L’accord, finalisé en décembre 2023 après plus de deux décennies de négociations, reste en attente de ratification par plusieurs États membres de l’UE, dont la France. Paris redoute un impact négatif sur son secteur agricole, en particulier dans les filières bovine, avicole et sucrière. Les agriculteurs français dénoncent une concurrence déloyale de produits sud-américains non soumis aux mêmes normes environnementales et sanitaires.
Lula déterminé à conclure l’accord
« Je ne quitterai pas la présidence du Mercosur sans avoir conclu l’accord commercial », a affirmé Lula lors d’une conférence de presse conjointe avec Macron à l’Élysée. Le président brésilien, qui prendra prochainement la présidence tournante du bloc sud-américain, a proposé de réunir agriculteurs français et brésiliens pour « régler leurs différends » et renforcer la coopération.

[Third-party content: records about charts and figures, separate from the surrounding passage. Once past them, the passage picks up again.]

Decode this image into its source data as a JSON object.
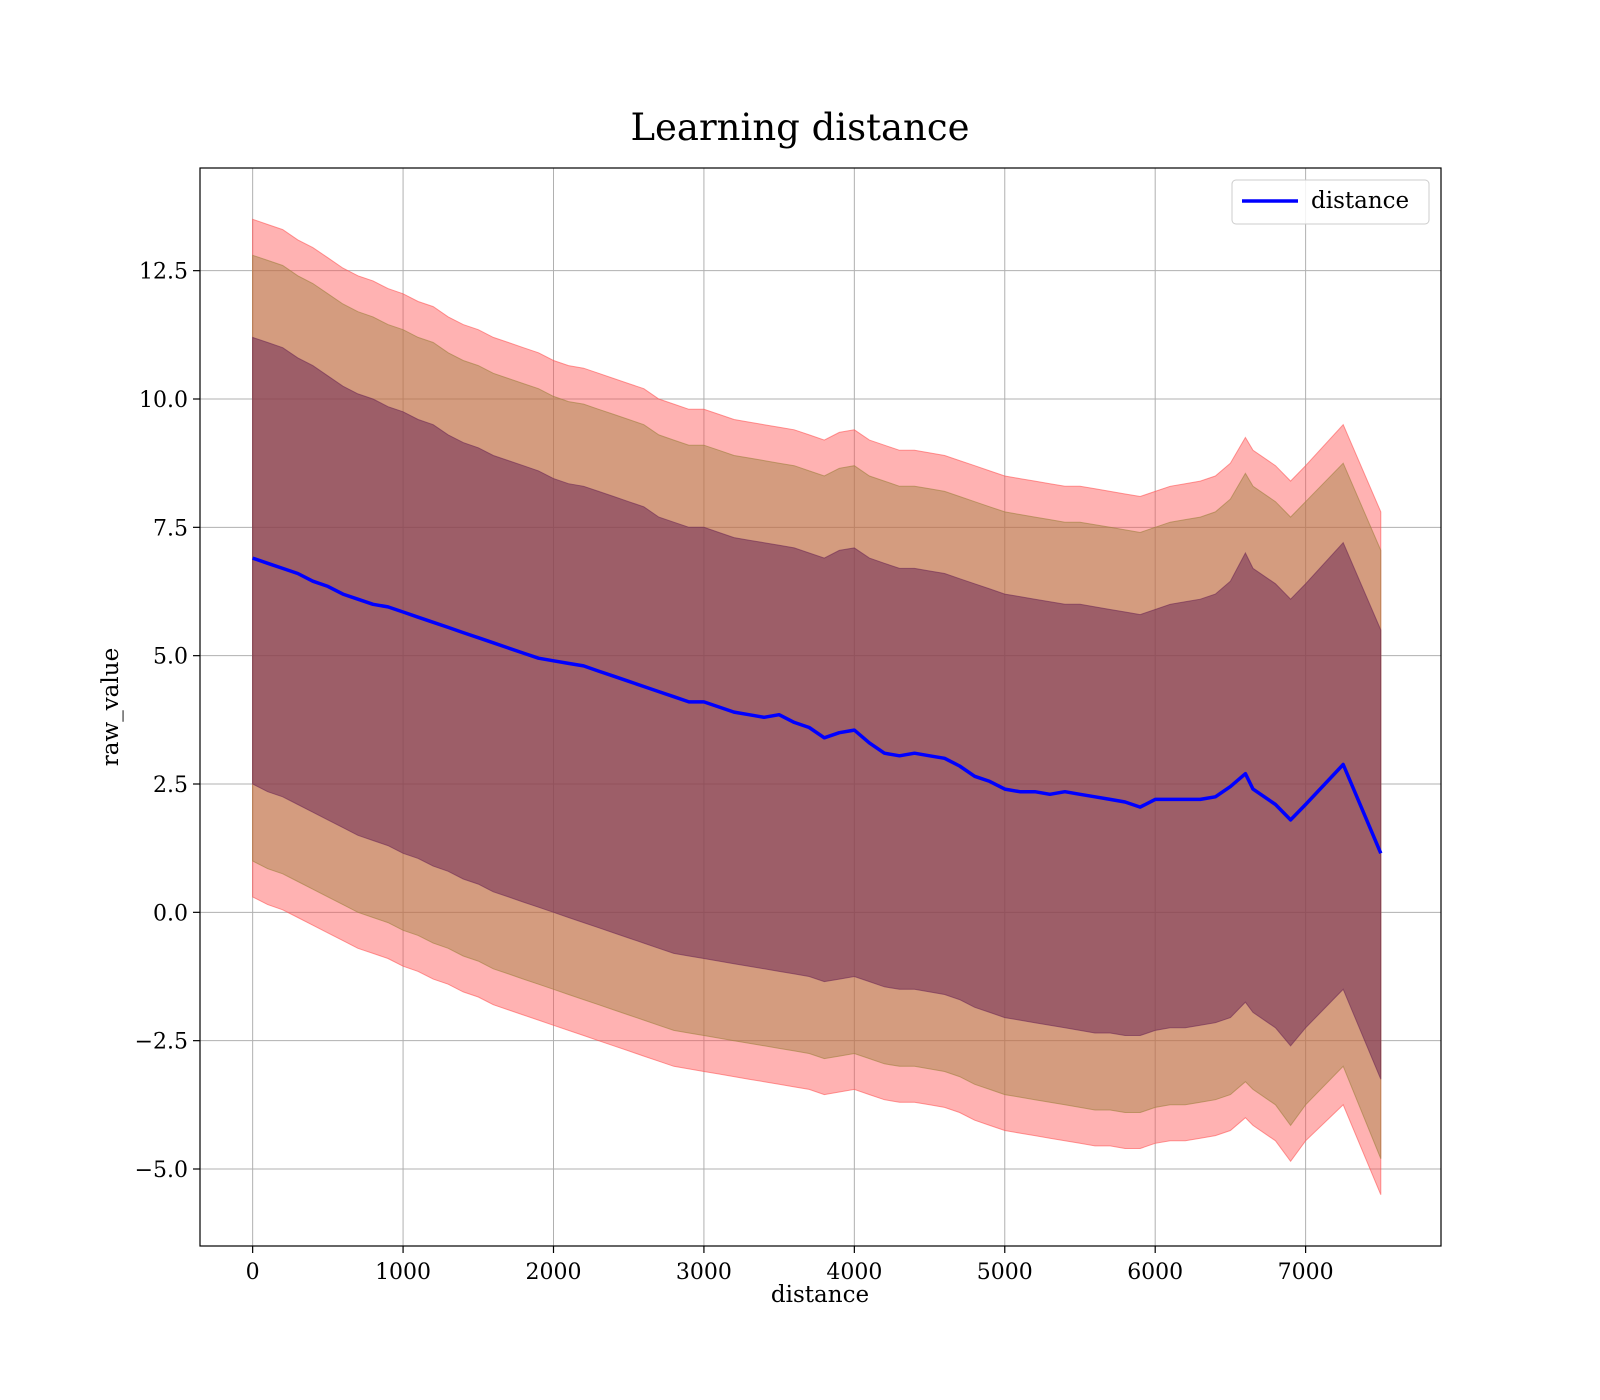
{
  "chart_data": {
    "type": "line",
    "title": "Learning distance",
    "xlabel": "distance",
    "ylabel": "raw_value",
    "xlim": [
      -350,
      7900
    ],
    "ylim": [
      -6.5,
      14.5
    ],
    "grid": true,
    "legend": {
      "placement": "top-right",
      "entries": [
        "distance"
      ]
    },
    "x_ticks": [
      0,
      1000,
      2000,
      3000,
      4000,
      5000,
      6000,
      7000
    ],
    "x_tick_labels": [
      "0",
      "1000",
      "2000",
      "3000",
      "4000",
      "5000",
      "6000",
      "7000"
    ],
    "y_ticks": [
      -5,
      -2.5,
      0,
      2.5,
      5,
      7.5,
      10,
      12.5
    ],
    "y_tick_labels": [
      "−5.0",
      "−2.5",
      "0.0",
      "2.5",
      "5.0",
      "7.5",
      "10.0",
      "12.5"
    ],
    "x": [
      0,
      100,
      200,
      300,
      400,
      500,
      600,
      700,
      800,
      900,
      1000,
      1100,
      1200,
      1300,
      1400,
      1500,
      1600,
      1700,
      1800,
      1900,
      2000,
      2100,
      2200,
      2300,
      2400,
      2500,
      2600,
      2700,
      2800,
      2900,
      3000,
      3100,
      3200,
      3300,
      3400,
      3500,
      3600,
      3700,
      3800,
      3900,
      4000,
      4100,
      4200,
      4300,
      4400,
      4500,
      4600,
      4700,
      4800,
      4900,
      5000,
      5100,
      5200,
      5300,
      5400,
      5500,
      5600,
      5700,
      5800,
      5900,
      6000,
      6100,
      6200,
      6300,
      6400,
      6500,
      6600,
      6650,
      6800,
      6900,
      7000,
      7250,
      7500
    ],
    "series": [
      {
        "name": "distance",
        "color": "#0000ff",
        "values": [
          6.9,
          6.8,
          6.7,
          6.6,
          6.45,
          6.35,
          6.2,
          6.1,
          6.0,
          5.95,
          5.85,
          5.75,
          5.65,
          5.55,
          5.45,
          5.35,
          5.25,
          5.15,
          5.05,
          4.95,
          4.9,
          4.85,
          4.8,
          4.7,
          4.6,
          4.5,
          4.4,
          4.3,
          4.2,
          4.1,
          4.1,
          4.0,
          3.9,
          3.85,
          3.8,
          3.85,
          3.7,
          3.6,
          3.4,
          3.5,
          3.55,
          3.3,
          3.1,
          3.05,
          3.1,
          3.05,
          3.0,
          2.85,
          2.65,
          2.55,
          2.4,
          2.35,
          2.35,
          2.3,
          2.35,
          2.3,
          2.25,
          2.2,
          2.15,
          2.05,
          2.2,
          2.2,
          2.2,
          2.2,
          2.25,
          2.45,
          2.7,
          2.4,
          2.1,
          1.8,
          2.1,
          2.88,
          1.15
        ]
      }
    ],
    "bands": [
      {
        "color": "#ff5555",
        "opacity": 0.45,
        "upper": [
          13.5,
          13.4,
          13.3,
          13.1,
          12.95,
          12.75,
          12.55,
          12.4,
          12.3,
          12.15,
          12.05,
          11.9,
          11.8,
          11.6,
          11.45,
          11.35,
          11.2,
          11.1,
          11.0,
          10.9,
          10.75,
          10.65,
          10.6,
          10.5,
          10.4,
          10.3,
          10.2,
          10.0,
          9.9,
          9.8,
          9.8,
          9.7,
          9.6,
          9.55,
          9.5,
          9.45,
          9.4,
          9.3,
          9.2,
          9.35,
          9.4,
          9.2,
          9.1,
          9.0,
          9.0,
          8.95,
          8.9,
          8.8,
          8.7,
          8.6,
          8.5,
          8.45,
          8.4,
          8.35,
          8.3,
          8.3,
          8.25,
          8.2,
          8.15,
          8.1,
          8.2,
          8.3,
          8.35,
          8.4,
          8.5,
          8.75,
          9.25,
          9.0,
          8.7,
          8.4,
          8.7,
          9.5,
          7.8
        ],
        "lower": [
          0.3,
          0.15,
          0.05,
          -0.1,
          -0.25,
          -0.4,
          -0.55,
          -0.7,
          -0.8,
          -0.9,
          -1.05,
          -1.15,
          -1.3,
          -1.4,
          -1.55,
          -1.65,
          -1.8,
          -1.9,
          -2.0,
          -2.1,
          -2.2,
          -2.3,
          -2.4,
          -2.5,
          -2.6,
          -2.7,
          -2.8,
          -2.9,
          -3.0,
          -3.05,
          -3.1,
          -3.15,
          -3.2,
          -3.25,
          -3.3,
          -3.35,
          -3.4,
          -3.45,
          -3.55,
          -3.5,
          -3.45,
          -3.55,
          -3.65,
          -3.7,
          -3.7,
          -3.75,
          -3.8,
          -3.9,
          -4.05,
          -4.15,
          -4.25,
          -4.3,
          -4.35,
          -4.4,
          -4.45,
          -4.5,
          -4.55,
          -4.55,
          -4.6,
          -4.6,
          -4.5,
          -4.45,
          -4.45,
          -4.4,
          -4.35,
          -4.25,
          -4.0,
          -4.15,
          -4.45,
          -4.85,
          -4.45,
          -3.75,
          -5.5
        ]
      },
      {
        "color": "#a08040",
        "opacity": 0.45,
        "upper": [
          12.8,
          12.7,
          12.6,
          12.4,
          12.25,
          12.05,
          11.85,
          11.7,
          11.6,
          11.45,
          11.35,
          11.2,
          11.1,
          10.9,
          10.75,
          10.65,
          10.5,
          10.4,
          10.3,
          10.2,
          10.05,
          9.95,
          9.9,
          9.8,
          9.7,
          9.6,
          9.5,
          9.3,
          9.2,
          9.1,
          9.1,
          9.0,
          8.9,
          8.85,
          8.8,
          8.75,
          8.7,
          8.6,
          8.5,
          8.65,
          8.7,
          8.5,
          8.4,
          8.3,
          8.3,
          8.25,
          8.2,
          8.1,
          8.0,
          7.9,
          7.8,
          7.75,
          7.7,
          7.65,
          7.6,
          7.6,
          7.55,
          7.5,
          7.45,
          7.4,
          7.5,
          7.6,
          7.65,
          7.7,
          7.8,
          8.05,
          8.55,
          8.3,
          8.0,
          7.7,
          8.0,
          8.75,
          7.05
        ],
        "lower": [
          1.0,
          0.85,
          0.75,
          0.6,
          0.45,
          0.3,
          0.15,
          0.0,
          -0.1,
          -0.2,
          -0.35,
          -0.45,
          -0.6,
          -0.7,
          -0.85,
          -0.95,
          -1.1,
          -1.2,
          -1.3,
          -1.4,
          -1.5,
          -1.6,
          -1.7,
          -1.8,
          -1.9,
          -2.0,
          -2.1,
          -2.2,
          -2.3,
          -2.35,
          -2.4,
          -2.45,
          -2.5,
          -2.55,
          -2.6,
          -2.65,
          -2.7,
          -2.75,
          -2.85,
          -2.8,
          -2.75,
          -2.85,
          -2.95,
          -3.0,
          -3.0,
          -3.05,
          -3.1,
          -3.2,
          -3.35,
          -3.45,
          -3.55,
          -3.6,
          -3.65,
          -3.7,
          -3.75,
          -3.8,
          -3.85,
          -3.85,
          -3.9,
          -3.9,
          -3.8,
          -3.75,
          -3.75,
          -3.7,
          -3.65,
          -3.55,
          -3.3,
          -3.45,
          -3.75,
          -4.15,
          -3.75,
          -3.0,
          -4.8
        ]
      },
      {
        "color": "#6f2c55",
        "opacity": 0.55,
        "upper": [
          11.2,
          11.1,
          11.0,
          10.8,
          10.65,
          10.45,
          10.25,
          10.1,
          10.0,
          9.85,
          9.75,
          9.6,
          9.5,
          9.3,
          9.15,
          9.05,
          8.9,
          8.8,
          8.7,
          8.6,
          8.45,
          8.35,
          8.3,
          8.2,
          8.1,
          8.0,
          7.9,
          7.7,
          7.6,
          7.5,
          7.5,
          7.4,
          7.3,
          7.25,
          7.2,
          7.15,
          7.1,
          7.0,
          6.9,
          7.05,
          7.1,
          6.9,
          6.8,
          6.7,
          6.7,
          6.65,
          6.6,
          6.5,
          6.4,
          6.3,
          6.2,
          6.15,
          6.1,
          6.05,
          6.0,
          6.0,
          5.95,
          5.9,
          5.85,
          5.8,
          5.9,
          6.0,
          6.05,
          6.1,
          6.2,
          6.45,
          7.0,
          6.7,
          6.4,
          6.1,
          6.4,
          7.2,
          5.5
        ],
        "lower": [
          2.5,
          2.35,
          2.25,
          2.1,
          1.95,
          1.8,
          1.65,
          1.5,
          1.4,
          1.3,
          1.15,
          1.05,
          0.9,
          0.8,
          0.65,
          0.55,
          0.4,
          0.3,
          0.2,
          0.1,
          0.0,
          -0.1,
          -0.2,
          -0.3,
          -0.4,
          -0.5,
          -0.6,
          -0.7,
          -0.8,
          -0.85,
          -0.9,
          -0.95,
          -1.0,
          -1.05,
          -1.1,
          -1.15,
          -1.2,
          -1.25,
          -1.35,
          -1.3,
          -1.25,
          -1.35,
          -1.45,
          -1.5,
          -1.5,
          -1.55,
          -1.6,
          -1.7,
          -1.85,
          -1.95,
          -2.05,
          -2.1,
          -2.15,
          -2.2,
          -2.25,
          -2.3,
          -2.35,
          -2.35,
          -2.4,
          -2.4,
          -2.3,
          -2.25,
          -2.25,
          -2.2,
          -2.15,
          -2.05,
          -1.75,
          -1.95,
          -2.25,
          -2.6,
          -2.25,
          -1.5,
          -3.25
        ]
      }
    ]
  }
}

Insistant sur les efforts du Brésil en matière de lutte contre la déforestation, Lula a tenté de rassurer ses partenaires européens. Il espère parvenir à un compromis au cours de son mandat à la tête du Mercosur, malgré les réticences croissantes en Europe.
Macron appelle à un accord « équitable »
De son côté, Emmanuel Macron a réaffirmé son opposition au texte en l’état. « Je suis favorable au commerce libre, mais il doit être équitable », a-t-il déclaré, soulignant que les producteurs européens seraient exposés à une concurrence ne respectant pas les mêmes règles. Le président français milite pour l’ajout de « clauses miroir », garantissant que les produits importés respectent les normes européennes.
La France plaide aussi pour une clause de sauvegarde qui permettrait de limiter temporairement les importations en cas de déséquilibre soudain du marché.
Des tensions agricoles en toile de fond
Cette prise de position intervient alors que les syndicats agricoles français ont intensifié la pression sur l’exécutif. Ils réclament une coalition de pays pour former une minorité de blocage contre l’accord, qu’ils jugent incompatible avec les ambitions européennes en matière de souveraineté alimentaire et de durabilité.
Désaccords sur la guerre en Ukraine
Outre le commerce, les deux dirigeants ont également évoqué la guerre en Ukraine. Macron a exhorté le Brésil, ainsi que la Chine et l’Inde, à exercer davantage de pression sur la Russie pour obtenir un cessez-le-feu. Il a rappelé que « Moscou est l’agresseur » et que ce constat devait guider toute négociation de paix.
Lula, quant à lui, s’est dit prêt à jouer un rôle de médiateur, défendant une solution diplomatique et multipolaire au conflit.
Malgré des sourires échangés devant les caméras, la rencontre à l’Élysée a mis en lumière des lignes de fracture persistantes entre Paris et Brasilia, tant sur les enjeux commerciaux que géopolitiques.